Saturday, December 13, 2014

Trend of Future earnings

Reference : Book SECURITY ANALYSIS – Part-1 : Survey and approach – Chapter-2 Fundamental elements in the problem of Analysis – Qualitative and quantitative factors. This post focuses on Page-85 where Graham tells us how to view the Trend of future earnings.

Graham first starts by giving an example of railroad industry in 1929 where it showed its interest charges earned 3 times on the average during the preceding seven years. Based on this data an analyst could have concluded that its bonds are safe. But Graham emphasizes that one should not assume that the earnings in next seven years will be three times interest charge, instead he suggests us to look at the data and deduce that the earnings need to fall to one third of the current value in order to impact the interest charges. Thus he suggests to look at the fact that earnings are three times interest charges more as a factor of safety rather than to benefit from it.
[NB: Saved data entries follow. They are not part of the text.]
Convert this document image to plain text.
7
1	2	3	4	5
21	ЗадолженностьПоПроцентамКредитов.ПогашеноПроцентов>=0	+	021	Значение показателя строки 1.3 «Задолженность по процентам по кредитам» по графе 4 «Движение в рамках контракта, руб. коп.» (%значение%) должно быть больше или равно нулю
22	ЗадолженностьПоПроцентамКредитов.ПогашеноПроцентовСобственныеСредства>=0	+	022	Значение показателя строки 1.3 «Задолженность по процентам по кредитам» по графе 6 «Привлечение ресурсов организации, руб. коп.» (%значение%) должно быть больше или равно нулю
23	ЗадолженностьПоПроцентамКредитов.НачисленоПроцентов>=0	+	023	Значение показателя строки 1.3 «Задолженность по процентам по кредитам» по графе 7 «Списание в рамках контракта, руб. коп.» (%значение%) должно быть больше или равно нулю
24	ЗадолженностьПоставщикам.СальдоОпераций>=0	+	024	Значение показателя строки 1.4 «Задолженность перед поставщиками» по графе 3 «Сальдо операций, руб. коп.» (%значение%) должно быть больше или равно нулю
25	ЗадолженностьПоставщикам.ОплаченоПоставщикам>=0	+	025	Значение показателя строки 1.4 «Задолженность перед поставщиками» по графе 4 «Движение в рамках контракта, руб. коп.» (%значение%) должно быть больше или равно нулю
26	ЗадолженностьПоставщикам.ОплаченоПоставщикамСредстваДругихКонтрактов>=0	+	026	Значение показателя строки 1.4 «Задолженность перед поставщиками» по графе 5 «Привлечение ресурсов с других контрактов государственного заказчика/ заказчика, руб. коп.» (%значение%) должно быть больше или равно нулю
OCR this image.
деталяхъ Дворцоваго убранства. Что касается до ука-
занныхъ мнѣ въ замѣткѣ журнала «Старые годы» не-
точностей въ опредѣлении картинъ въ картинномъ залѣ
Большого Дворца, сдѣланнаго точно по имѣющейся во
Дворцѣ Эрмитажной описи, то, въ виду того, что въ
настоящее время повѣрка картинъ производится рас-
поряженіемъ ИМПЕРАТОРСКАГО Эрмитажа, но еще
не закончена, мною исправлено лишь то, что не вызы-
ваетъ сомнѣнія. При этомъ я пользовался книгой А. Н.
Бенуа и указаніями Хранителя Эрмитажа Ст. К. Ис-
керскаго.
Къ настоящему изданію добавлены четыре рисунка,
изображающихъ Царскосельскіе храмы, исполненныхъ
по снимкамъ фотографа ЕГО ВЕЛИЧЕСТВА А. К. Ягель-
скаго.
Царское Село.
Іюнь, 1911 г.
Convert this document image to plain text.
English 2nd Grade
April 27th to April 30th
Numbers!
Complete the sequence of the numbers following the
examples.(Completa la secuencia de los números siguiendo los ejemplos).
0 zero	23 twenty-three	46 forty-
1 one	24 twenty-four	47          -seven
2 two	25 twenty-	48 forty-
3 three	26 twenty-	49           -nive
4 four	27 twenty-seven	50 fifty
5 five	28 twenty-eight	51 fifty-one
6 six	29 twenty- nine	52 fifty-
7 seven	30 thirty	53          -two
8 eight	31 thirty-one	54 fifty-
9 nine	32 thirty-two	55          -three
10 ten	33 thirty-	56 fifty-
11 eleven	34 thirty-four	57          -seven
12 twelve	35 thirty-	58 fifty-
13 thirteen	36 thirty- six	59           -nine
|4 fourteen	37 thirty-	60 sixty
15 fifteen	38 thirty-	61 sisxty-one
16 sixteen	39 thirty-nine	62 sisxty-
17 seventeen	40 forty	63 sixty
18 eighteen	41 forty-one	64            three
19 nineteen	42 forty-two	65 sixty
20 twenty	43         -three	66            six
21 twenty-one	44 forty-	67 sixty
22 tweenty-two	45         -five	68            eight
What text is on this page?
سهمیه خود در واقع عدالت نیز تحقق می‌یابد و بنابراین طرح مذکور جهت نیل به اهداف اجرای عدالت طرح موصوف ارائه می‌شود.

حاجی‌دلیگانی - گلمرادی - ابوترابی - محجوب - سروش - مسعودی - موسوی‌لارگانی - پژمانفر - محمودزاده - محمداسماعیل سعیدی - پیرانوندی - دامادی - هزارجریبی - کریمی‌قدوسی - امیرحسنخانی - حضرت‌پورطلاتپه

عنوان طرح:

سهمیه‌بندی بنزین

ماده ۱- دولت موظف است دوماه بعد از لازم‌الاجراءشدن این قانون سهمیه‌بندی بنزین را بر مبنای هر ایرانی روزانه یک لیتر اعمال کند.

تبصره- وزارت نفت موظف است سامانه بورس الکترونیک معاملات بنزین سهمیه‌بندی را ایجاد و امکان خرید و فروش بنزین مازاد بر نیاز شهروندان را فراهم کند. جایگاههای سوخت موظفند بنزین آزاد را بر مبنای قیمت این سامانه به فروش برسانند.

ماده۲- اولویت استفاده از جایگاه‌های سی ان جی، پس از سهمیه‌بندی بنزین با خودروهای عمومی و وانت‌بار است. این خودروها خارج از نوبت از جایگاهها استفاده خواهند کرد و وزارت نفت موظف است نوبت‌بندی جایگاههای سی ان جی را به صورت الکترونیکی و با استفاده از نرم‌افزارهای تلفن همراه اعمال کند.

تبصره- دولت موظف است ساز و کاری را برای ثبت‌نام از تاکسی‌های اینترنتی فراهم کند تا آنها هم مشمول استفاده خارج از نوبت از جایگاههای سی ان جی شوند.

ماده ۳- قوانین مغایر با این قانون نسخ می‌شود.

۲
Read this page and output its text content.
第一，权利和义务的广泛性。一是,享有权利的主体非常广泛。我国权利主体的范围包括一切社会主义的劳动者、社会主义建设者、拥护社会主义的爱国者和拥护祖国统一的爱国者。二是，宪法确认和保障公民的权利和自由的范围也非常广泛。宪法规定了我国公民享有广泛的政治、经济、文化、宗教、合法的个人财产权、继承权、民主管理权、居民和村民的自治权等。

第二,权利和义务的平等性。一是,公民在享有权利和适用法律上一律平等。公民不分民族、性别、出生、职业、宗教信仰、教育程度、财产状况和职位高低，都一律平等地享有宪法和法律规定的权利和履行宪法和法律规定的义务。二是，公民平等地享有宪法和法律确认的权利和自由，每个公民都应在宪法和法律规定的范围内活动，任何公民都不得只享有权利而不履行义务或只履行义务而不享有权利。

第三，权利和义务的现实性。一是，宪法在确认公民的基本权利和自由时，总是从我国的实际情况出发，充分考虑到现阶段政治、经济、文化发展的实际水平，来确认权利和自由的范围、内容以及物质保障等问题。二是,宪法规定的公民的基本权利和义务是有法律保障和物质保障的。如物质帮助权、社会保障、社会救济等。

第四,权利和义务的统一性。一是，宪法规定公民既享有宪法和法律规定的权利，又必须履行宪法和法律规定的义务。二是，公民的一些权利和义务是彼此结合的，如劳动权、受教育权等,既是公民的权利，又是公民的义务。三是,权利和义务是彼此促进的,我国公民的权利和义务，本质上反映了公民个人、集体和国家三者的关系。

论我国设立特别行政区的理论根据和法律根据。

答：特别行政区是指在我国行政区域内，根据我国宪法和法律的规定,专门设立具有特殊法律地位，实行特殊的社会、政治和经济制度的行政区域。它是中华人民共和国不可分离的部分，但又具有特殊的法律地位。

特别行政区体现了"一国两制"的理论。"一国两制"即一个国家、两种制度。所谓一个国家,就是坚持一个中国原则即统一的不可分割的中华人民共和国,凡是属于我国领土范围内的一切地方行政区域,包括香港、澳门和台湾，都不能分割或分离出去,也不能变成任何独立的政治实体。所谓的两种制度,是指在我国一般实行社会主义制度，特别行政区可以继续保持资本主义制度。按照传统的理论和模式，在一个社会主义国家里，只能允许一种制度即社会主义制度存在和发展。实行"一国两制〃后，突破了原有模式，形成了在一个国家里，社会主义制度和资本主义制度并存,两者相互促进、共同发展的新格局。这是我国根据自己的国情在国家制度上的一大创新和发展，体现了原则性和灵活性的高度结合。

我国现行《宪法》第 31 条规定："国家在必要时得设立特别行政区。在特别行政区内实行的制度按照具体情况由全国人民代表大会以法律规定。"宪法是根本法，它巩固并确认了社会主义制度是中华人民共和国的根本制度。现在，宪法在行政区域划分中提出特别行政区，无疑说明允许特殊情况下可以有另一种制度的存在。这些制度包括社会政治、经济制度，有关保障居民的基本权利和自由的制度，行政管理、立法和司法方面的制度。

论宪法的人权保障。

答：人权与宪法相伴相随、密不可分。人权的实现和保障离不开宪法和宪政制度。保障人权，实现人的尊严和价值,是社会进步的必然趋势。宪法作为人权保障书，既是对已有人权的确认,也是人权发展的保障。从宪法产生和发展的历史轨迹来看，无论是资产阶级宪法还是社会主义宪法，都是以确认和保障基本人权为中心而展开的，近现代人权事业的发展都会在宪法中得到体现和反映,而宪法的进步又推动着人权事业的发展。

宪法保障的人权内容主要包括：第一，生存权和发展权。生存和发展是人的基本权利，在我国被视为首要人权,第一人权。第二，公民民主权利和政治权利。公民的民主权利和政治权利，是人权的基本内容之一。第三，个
Graham also gave examples of public utility companies of 1929that showed continued growth, but most of the growth went towards the fixed charges that were because of the pyramidal capital structures . Investors bought the bonds solely on the basis that the earnings would continue to grow. They did not pay much attention to the very little factor of safety it had. The Investors learnt the hard way as the earnings growth did not go as per the projections and investors had to take permanent capital losses.